Eureka allows us to easily attach onChange and onSelect handlers to a row.

let segmentedRow =  SegmentedRow<Emoji>("Emoji"){
                      $0.title = "Who are You?"  // set up the row title
                      $0.options = [💁, 🍐, 👦, 🐗, 🐼, 🐻] // available options
                    }
                    .onChange { row in print(row.value?.name) } // row.value is Emoji?, name is a stored property
                    .onCellSelection { cell, row in print("Cell was selected") }

Form and Section conform to RangeReplaceableCollectionType, MutableCollectionType

As mentioned before, Eureka Forms contain a list of Sections and a section contains a list of Rows. We made Form and Section conform to RangeReplaceableCollectionType and MutableCollectionType, which both "inherit" from the well known CollectionType protocol.

Doing that we gain for free a lot of helpers and behaviour and we are able to iterate over the collection, use subscript to access and modify a Section or a Row, make use of some cool functions like map, filter, first, removeRange, reduce and much much more.
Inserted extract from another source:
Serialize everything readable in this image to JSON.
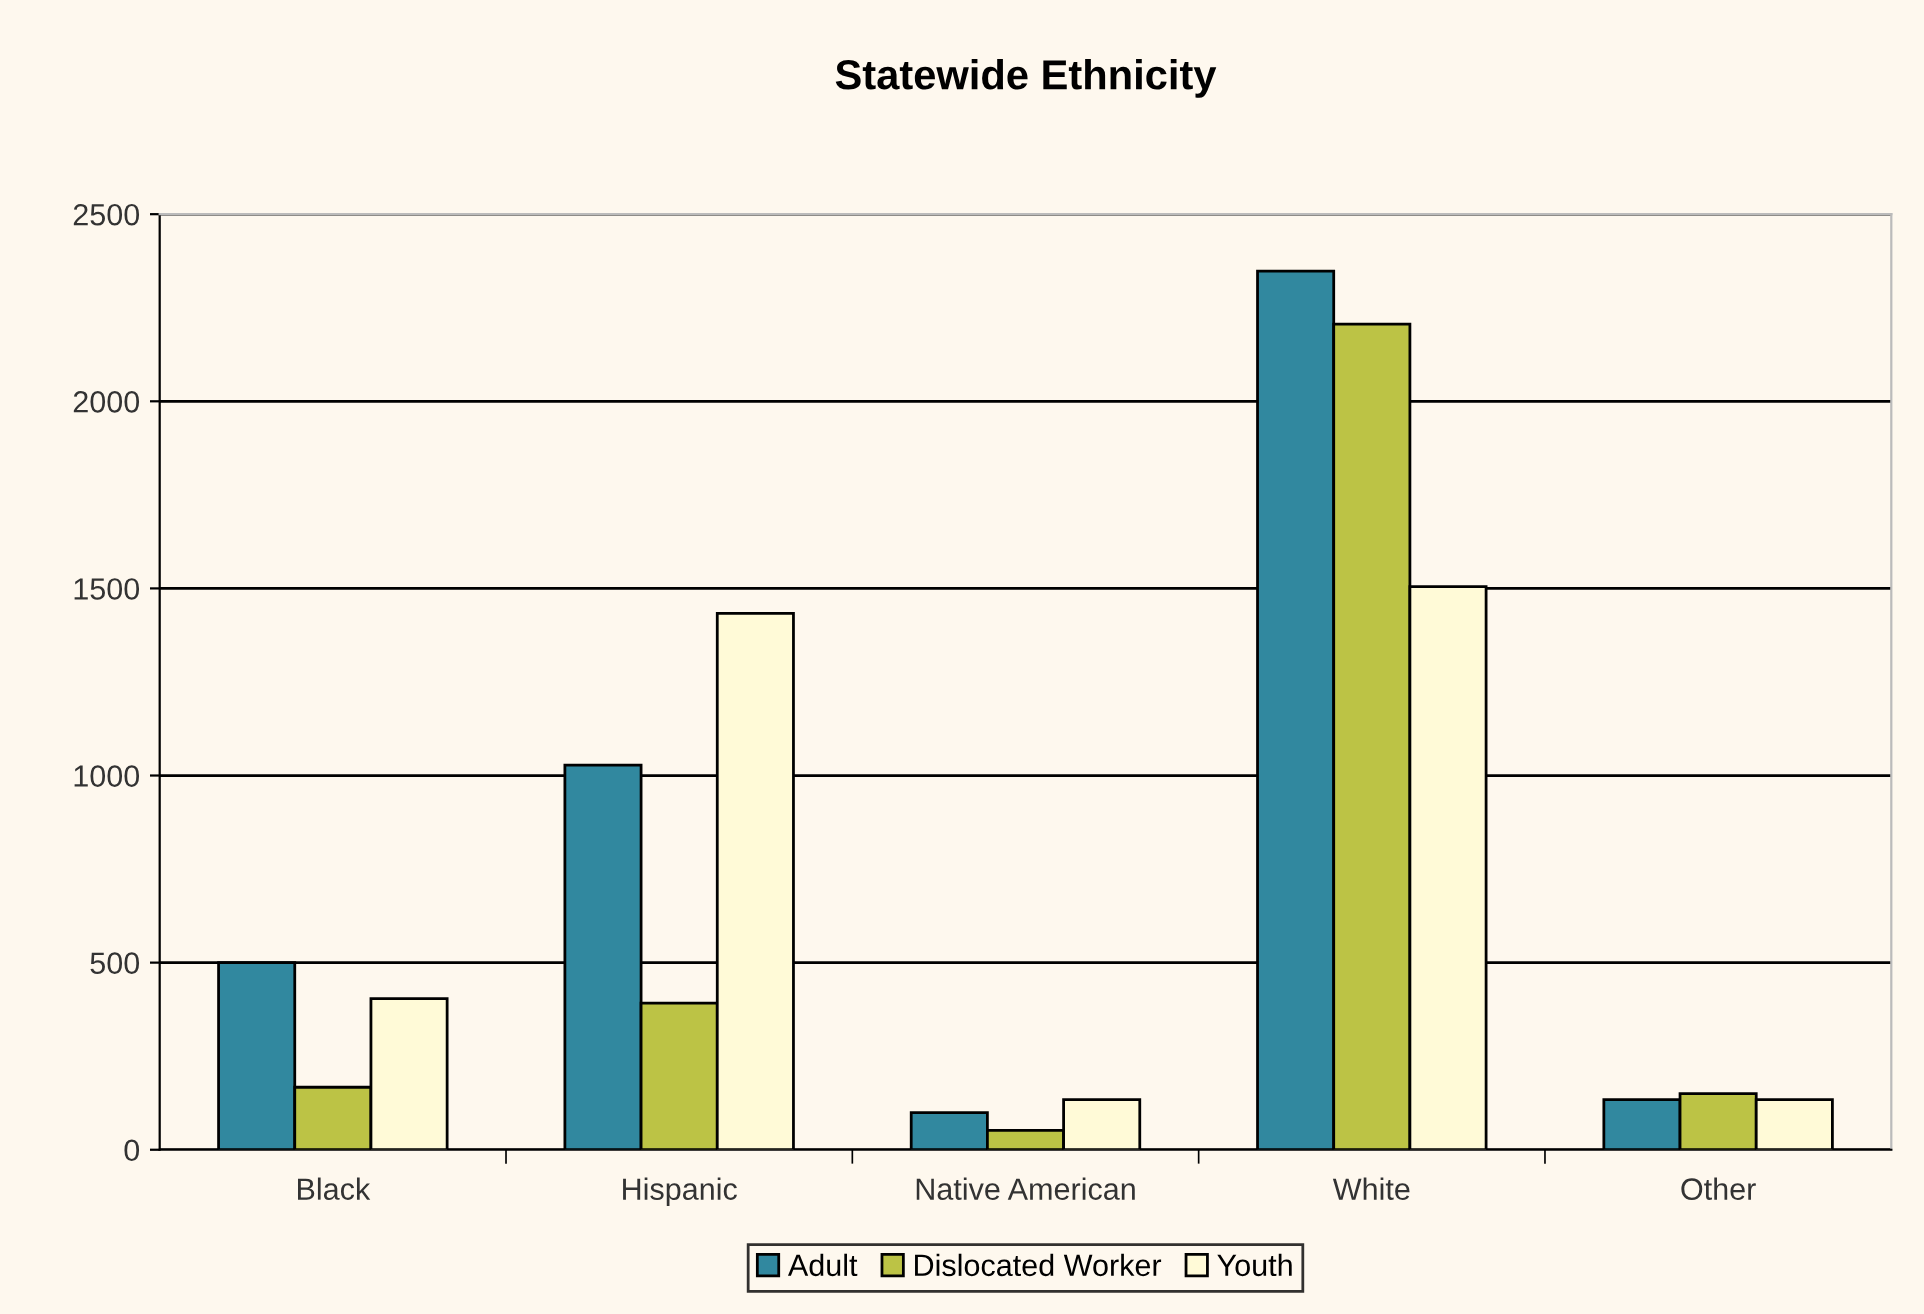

Let's see this in action assuming form is an instance of Form:

// let's get second form section and append a new DateRow
let section_two = form[1] <<< DateRow("Date") { $0.value = NSDate() } // we can also use append instead of <<< operator

// What about replacing section two?
form[1] = newSection // ;)

// lets add a new button row to all sections
for (index, section) in form.enumerate() {
    section <<< ButtonRow("Button\(index)") { $0.title = "Some title" }
}

// replace rows from 3 to 7 with a checkRow
section_two.replaceRange(3..<7, with: [CheckRow("checkRow")])

// we can also look up for CheckRows inside a section by..
section_two.filter { $0 is CheckRow }

// one more example
form += [newSection1, newSection2]
section += [newRow1, newRow2, newRow3]

//And there are much more possibilities ;)

Extensible

Adding a new Row definition is super simple by extending Row<T, Cell> and conforming to RowType. The basic behaviour of the row is inherited either from the superclass or added through protocol extension. Based on that you should only provide the row definition and the UITableViewCell that the Row handles. Eureka provides many rows by default that actually have no conceptual difference from a user defined row.

And we are planning more...

We understand that Eureka's first version is very capable and powerful but we plan to enhance it even further. Among what we plan to improve is adding more row types, inline row support and multivalued sections.

This post is just intended to briefly introduce Eureka and some of its architecture insights. If you are interested in how to use Eureka I would suggest you to take a look at its github repository readme, You can also run the example project and play with Eureka playground that are contained in Eureka workspace.